How to Sift Out a Clean Data Subset in the Presence of Data Poisoning?

Given the volume of data needed to train modern machine learning models, external suppliers are increasingly used. However, incorporating external data poses data poisoning risks, wherein attackers manipulate their data to degrade model utility or integrity. Most poisoning defenses presume access to a set of clean data (or base set). While this assumption has been taken for granted, given the fast-growing research on stealthy poisoning attacks, a question arises: can defenders really identify a clean subset within a contaminated dataset to support defenses? This paper starts by examining the impact of poisoned samples on defenses when they are mistakenly mixed into the base set. We analyze five defenses and find that their performance deteriorates dramatically with less than 1% poisoned points in the base set. These findings suggest that sifting out a base set with high precision is key to these defenses' performance. Motivated by these observations, we study how precise existing automated tools and human inspection are at identifying clean data in the presence of data poisoning. Unfortunately, neither effort achieves the precision needed. Worse yet, many of the outcomes are worse than random selection. In addition to uncovering the challenge, we propose a practical countermeasure, Meta-Sift. Our method is based on the insight that existing attacks' poisoned samples shifts from clean data distributions. Hence, training on the clean portion of a dataset and testing on the corrupted portion will result in high prediction loss. Leveraging the insight, we formulate a bilevel optimization to identify clean data and further introduce a suite of techniques to improve efficiency and precision. Our evaluation shows that Meta-Sift can sift a clean base set with 100% precision under a wide range of poisoning attacks. The selected base set is large enough to give rise to successful defenses.

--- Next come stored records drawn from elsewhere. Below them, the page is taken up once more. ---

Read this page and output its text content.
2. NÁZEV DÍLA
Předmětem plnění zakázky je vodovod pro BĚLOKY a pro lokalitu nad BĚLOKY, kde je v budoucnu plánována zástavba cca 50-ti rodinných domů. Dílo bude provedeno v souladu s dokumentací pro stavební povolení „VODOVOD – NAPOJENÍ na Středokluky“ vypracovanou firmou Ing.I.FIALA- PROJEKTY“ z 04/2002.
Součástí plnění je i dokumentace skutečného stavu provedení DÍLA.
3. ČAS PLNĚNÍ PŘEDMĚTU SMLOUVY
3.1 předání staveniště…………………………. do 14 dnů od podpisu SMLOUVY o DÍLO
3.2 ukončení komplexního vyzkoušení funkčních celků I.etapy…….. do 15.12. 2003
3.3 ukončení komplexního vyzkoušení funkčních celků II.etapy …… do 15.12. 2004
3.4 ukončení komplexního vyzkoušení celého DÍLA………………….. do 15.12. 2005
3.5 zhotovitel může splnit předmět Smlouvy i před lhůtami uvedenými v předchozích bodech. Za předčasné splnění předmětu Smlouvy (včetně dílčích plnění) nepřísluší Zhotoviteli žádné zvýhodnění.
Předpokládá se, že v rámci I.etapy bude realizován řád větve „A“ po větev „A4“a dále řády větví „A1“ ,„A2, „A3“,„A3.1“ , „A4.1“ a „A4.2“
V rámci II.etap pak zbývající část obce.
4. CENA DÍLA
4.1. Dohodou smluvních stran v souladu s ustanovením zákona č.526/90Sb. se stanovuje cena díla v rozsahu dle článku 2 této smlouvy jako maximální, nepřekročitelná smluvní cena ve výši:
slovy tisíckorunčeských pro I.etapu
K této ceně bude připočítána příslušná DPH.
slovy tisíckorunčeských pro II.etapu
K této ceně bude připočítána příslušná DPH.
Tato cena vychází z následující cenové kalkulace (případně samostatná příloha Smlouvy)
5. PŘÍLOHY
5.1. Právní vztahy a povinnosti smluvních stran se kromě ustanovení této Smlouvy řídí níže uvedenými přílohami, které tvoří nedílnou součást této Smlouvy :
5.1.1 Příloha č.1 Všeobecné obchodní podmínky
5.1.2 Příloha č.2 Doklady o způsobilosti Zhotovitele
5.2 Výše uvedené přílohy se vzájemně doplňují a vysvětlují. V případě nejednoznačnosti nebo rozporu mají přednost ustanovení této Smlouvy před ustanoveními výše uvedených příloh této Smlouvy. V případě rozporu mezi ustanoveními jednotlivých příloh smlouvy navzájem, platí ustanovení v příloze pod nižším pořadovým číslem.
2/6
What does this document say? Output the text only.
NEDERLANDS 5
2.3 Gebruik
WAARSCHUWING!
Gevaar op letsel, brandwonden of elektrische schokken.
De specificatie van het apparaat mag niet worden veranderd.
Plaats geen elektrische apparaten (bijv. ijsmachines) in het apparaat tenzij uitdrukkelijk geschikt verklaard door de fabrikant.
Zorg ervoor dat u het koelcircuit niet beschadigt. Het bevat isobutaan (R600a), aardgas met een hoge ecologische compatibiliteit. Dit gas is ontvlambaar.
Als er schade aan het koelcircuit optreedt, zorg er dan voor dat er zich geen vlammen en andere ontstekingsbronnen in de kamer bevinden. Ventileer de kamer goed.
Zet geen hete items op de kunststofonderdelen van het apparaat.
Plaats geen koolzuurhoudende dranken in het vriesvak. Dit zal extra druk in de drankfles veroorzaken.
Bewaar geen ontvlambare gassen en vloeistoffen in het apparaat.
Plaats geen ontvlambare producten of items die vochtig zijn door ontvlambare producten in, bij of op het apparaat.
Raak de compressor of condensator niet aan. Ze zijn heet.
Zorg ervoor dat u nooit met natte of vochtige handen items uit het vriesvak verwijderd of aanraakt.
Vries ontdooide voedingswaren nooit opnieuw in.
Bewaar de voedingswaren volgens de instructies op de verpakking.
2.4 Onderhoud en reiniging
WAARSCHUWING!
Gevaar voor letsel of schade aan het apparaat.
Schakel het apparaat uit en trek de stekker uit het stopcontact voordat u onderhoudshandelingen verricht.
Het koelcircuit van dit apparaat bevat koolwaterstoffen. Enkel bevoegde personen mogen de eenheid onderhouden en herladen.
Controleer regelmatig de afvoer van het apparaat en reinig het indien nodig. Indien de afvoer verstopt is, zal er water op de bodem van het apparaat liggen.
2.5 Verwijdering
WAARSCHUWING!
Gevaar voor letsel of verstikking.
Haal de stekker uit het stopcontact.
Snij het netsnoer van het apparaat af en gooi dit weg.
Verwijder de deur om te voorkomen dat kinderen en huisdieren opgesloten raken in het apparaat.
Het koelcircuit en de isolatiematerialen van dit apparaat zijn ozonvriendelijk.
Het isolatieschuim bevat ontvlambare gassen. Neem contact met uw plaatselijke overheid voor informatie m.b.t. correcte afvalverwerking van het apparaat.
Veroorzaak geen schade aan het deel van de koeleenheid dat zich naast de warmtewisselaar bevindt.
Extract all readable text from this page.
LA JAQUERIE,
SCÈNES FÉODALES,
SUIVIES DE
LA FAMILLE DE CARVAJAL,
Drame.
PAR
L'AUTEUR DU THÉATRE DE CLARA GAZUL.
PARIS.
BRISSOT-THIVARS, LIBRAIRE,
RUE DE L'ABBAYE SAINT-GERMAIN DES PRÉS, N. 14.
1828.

翻译：鉴于现代机器学习模型需要大量数据进行训练，外部数据供应商的使用日益普遍。然而，引入外部数据带来了数据中毒风险——攻击者会篡改数据以降低模型效用或完整性。绝大多数中毒防御方法都假设能够获取到一组干净数据（或称基集）。尽管这一假设长期被视作理所当然，但随着隐蔽性中毒攻击研究的快速发展，一个问题随之浮现：防御者真的能在受污染的数据集中识别出干净子集以支撑防御机制吗？本文首先探讨了当被污染样本被错误混入基集时对防御方法的影响。通过分析五种防御机制，我们发现当基集中存在不到1%的中毒点时，其性能就会急剧恶化。这一发现表明，高精度筛选出基集是保障防御性能的关键。受此启发，我们研究了现有自动化工具和人工审查在数据中毒场景下识别干净数据的精确度。遗憾的是，这两种方法均未能达到所需精度，更糟糕的是，许多结果甚至不如随机选择。在揭示这一挑战的同时，我们提出了一种实用对策Meta-Sift。该方法基于一个核心洞察：现有攻击生成的中毒样本会偏离干净数据分布。因此，使用数据集的干净部分训练，并在被污染部分测试将产生高预测损失。基于此，我们构建了双层优化模型来识别干净数据，并引入一系列提升效率与精度的技术。实验表明，Meta-Sift能在多种中毒攻击下以100%的精确度筛选出干净基集，且筛选出的基集规模足以支撑有效的防御。